Sur l’application de l’article 700 du CPC
Il n’apparait pas inéquitable de faire supporter par les parties des sommes non comprises dans les dépens
Sur les dépens:
Chacune des parties conservera par devers elles,les dépens par elles exposés, au vu de la nature du litige.
PAR CES MOTIFS
La Cour statuant par arrêt rendu en dernier ressort, par arrêt contradictoire et publiquement par disposition de la décision au greffe de la chambre
Dit le recours recevable en la forme
Confirme la décision attaquée sur la fixation du taux horaire pratiqué par le cabinet d’avocat à hauteur de 300 € HT
Infirme la décision sur l’équivalent du temps passé et donc les honoraires dus par Madame [O]
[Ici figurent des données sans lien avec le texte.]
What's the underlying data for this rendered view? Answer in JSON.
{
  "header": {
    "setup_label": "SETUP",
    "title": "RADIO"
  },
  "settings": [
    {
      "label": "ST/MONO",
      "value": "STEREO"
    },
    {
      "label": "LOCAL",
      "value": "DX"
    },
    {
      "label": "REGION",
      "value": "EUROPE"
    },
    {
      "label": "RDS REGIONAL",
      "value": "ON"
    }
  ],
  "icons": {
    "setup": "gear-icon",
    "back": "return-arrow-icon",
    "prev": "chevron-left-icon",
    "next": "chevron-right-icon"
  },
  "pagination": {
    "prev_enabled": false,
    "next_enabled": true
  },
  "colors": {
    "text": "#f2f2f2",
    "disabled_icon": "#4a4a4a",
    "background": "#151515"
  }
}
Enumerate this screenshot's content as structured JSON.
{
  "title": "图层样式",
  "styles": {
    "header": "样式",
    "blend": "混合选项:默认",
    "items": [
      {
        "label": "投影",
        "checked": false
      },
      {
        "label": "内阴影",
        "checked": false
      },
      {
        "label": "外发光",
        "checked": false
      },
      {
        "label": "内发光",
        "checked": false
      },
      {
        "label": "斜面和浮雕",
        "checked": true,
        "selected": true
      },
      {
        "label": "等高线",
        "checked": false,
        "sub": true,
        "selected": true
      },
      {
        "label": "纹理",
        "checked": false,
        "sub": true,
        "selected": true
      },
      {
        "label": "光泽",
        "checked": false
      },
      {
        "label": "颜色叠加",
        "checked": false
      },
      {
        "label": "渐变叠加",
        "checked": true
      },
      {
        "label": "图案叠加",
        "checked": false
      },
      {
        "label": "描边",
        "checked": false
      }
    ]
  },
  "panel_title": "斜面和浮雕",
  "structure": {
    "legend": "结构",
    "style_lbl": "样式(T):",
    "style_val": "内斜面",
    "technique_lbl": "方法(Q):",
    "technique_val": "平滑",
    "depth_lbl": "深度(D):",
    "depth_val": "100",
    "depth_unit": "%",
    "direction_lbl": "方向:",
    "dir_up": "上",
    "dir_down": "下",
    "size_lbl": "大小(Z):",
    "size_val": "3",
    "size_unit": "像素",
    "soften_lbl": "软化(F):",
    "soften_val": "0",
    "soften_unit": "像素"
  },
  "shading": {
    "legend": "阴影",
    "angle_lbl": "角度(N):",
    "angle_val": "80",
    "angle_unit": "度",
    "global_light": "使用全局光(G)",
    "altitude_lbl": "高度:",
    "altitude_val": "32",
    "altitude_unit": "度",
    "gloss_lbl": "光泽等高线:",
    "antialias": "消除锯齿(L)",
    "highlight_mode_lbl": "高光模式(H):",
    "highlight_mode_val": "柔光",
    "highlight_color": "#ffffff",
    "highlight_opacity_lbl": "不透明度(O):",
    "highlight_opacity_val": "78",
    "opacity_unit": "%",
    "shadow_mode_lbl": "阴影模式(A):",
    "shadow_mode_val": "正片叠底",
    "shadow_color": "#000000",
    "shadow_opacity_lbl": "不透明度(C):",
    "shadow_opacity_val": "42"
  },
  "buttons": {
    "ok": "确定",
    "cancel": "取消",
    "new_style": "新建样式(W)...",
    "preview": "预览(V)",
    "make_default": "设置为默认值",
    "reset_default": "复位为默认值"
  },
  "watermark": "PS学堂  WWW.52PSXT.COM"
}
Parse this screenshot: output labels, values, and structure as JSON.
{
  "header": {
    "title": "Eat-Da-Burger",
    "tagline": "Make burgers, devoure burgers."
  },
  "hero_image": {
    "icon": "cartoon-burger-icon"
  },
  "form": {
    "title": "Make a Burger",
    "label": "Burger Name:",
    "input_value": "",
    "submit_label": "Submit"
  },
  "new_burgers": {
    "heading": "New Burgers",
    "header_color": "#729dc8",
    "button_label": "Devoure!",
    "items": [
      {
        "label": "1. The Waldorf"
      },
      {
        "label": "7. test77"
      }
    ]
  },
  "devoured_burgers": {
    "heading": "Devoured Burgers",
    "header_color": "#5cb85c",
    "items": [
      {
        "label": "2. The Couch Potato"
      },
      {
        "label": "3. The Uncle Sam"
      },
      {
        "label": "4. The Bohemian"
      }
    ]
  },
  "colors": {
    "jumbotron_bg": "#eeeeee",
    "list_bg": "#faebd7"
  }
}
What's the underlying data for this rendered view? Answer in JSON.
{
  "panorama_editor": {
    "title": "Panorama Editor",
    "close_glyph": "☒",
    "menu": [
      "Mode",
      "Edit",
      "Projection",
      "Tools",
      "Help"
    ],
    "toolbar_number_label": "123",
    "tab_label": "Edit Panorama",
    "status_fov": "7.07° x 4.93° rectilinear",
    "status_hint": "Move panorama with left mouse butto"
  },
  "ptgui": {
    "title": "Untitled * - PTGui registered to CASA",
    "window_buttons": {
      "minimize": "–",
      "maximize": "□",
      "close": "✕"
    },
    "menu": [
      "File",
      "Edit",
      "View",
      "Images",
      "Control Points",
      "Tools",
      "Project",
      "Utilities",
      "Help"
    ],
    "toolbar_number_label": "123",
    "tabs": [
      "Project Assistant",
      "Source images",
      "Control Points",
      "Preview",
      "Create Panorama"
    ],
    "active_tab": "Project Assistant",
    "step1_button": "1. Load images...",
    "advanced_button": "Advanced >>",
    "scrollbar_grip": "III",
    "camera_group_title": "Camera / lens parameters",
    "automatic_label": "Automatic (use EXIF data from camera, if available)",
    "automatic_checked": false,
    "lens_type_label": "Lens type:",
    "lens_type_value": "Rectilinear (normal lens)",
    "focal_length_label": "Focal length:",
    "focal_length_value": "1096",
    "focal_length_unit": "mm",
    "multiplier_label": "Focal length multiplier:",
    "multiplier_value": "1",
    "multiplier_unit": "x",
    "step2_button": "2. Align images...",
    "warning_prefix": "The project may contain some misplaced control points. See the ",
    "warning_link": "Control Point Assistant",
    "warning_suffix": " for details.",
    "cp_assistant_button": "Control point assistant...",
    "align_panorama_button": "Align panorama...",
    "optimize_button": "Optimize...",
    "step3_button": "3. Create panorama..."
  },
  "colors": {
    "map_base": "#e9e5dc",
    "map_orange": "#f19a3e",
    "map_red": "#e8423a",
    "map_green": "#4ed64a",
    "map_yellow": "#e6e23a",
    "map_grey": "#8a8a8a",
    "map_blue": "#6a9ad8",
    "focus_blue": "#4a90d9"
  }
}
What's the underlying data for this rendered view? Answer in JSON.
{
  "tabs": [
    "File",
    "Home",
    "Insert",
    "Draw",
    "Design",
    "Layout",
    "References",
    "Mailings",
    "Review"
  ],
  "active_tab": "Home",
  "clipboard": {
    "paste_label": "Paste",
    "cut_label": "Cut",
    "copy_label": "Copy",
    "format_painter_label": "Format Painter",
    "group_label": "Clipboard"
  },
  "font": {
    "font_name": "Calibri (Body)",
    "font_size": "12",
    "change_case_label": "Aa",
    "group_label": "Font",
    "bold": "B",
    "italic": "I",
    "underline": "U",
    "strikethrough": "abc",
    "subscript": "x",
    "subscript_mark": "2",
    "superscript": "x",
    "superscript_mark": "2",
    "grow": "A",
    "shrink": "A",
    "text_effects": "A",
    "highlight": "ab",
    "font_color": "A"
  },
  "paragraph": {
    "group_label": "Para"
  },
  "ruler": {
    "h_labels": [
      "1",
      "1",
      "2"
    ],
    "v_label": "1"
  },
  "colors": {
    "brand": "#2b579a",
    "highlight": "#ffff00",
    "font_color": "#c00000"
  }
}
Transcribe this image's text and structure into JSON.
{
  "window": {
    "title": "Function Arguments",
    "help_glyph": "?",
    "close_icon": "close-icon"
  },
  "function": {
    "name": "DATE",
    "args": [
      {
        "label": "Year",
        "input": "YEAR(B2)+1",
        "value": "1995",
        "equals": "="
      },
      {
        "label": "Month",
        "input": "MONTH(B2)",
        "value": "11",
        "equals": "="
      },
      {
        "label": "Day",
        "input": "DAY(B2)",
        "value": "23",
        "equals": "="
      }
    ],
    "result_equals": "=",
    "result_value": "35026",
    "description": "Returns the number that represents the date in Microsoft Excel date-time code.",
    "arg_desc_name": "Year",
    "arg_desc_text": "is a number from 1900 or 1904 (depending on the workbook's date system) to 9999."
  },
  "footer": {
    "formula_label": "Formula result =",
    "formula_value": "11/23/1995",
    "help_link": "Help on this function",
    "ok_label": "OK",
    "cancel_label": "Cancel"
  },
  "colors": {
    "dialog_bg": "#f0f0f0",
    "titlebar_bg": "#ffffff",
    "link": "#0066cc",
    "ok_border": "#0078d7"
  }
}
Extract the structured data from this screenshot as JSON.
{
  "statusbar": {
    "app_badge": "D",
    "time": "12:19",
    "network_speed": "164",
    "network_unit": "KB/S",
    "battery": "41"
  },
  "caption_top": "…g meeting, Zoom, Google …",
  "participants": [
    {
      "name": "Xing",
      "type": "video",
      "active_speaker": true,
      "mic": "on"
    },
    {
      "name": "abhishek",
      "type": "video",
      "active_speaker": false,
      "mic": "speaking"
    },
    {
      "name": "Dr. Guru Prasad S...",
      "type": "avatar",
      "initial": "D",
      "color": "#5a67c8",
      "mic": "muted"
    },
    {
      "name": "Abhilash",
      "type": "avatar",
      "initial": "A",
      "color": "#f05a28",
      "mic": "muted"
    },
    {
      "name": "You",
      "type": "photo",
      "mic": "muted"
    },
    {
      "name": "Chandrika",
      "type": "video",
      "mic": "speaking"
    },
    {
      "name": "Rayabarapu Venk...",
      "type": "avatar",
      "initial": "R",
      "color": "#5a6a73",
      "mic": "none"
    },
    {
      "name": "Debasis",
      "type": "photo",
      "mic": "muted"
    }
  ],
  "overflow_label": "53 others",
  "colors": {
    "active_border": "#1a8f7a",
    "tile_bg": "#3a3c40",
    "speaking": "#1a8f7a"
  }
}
Fixe le montant des honoraires dus par Madame [O] à verser à la SELARL [U][M] AVOCATS à la somme de 20400 € HT et encore 24 480 € TTC, avec les intérêts au taux légal à compter de la notification de la décision
Dit que le solde des honoraires restant dus soit la somme de 4480E TTC sera versée par Madame [O] à la SELARL [U][M]
Rejette les autres demandes
Dit n’y avoir lieu à l’application de l’article 700 du CPC
Dit que chacune des parties conservera la charge des dépens par elles exposés
Dit qu’en application de l’article 177 du décret n° 91-1197 du 27 novembre 1991, l’arrêt sera notifié aux parties par le Greffe de la Cour suivant lettre recommandée avec accusé de réception.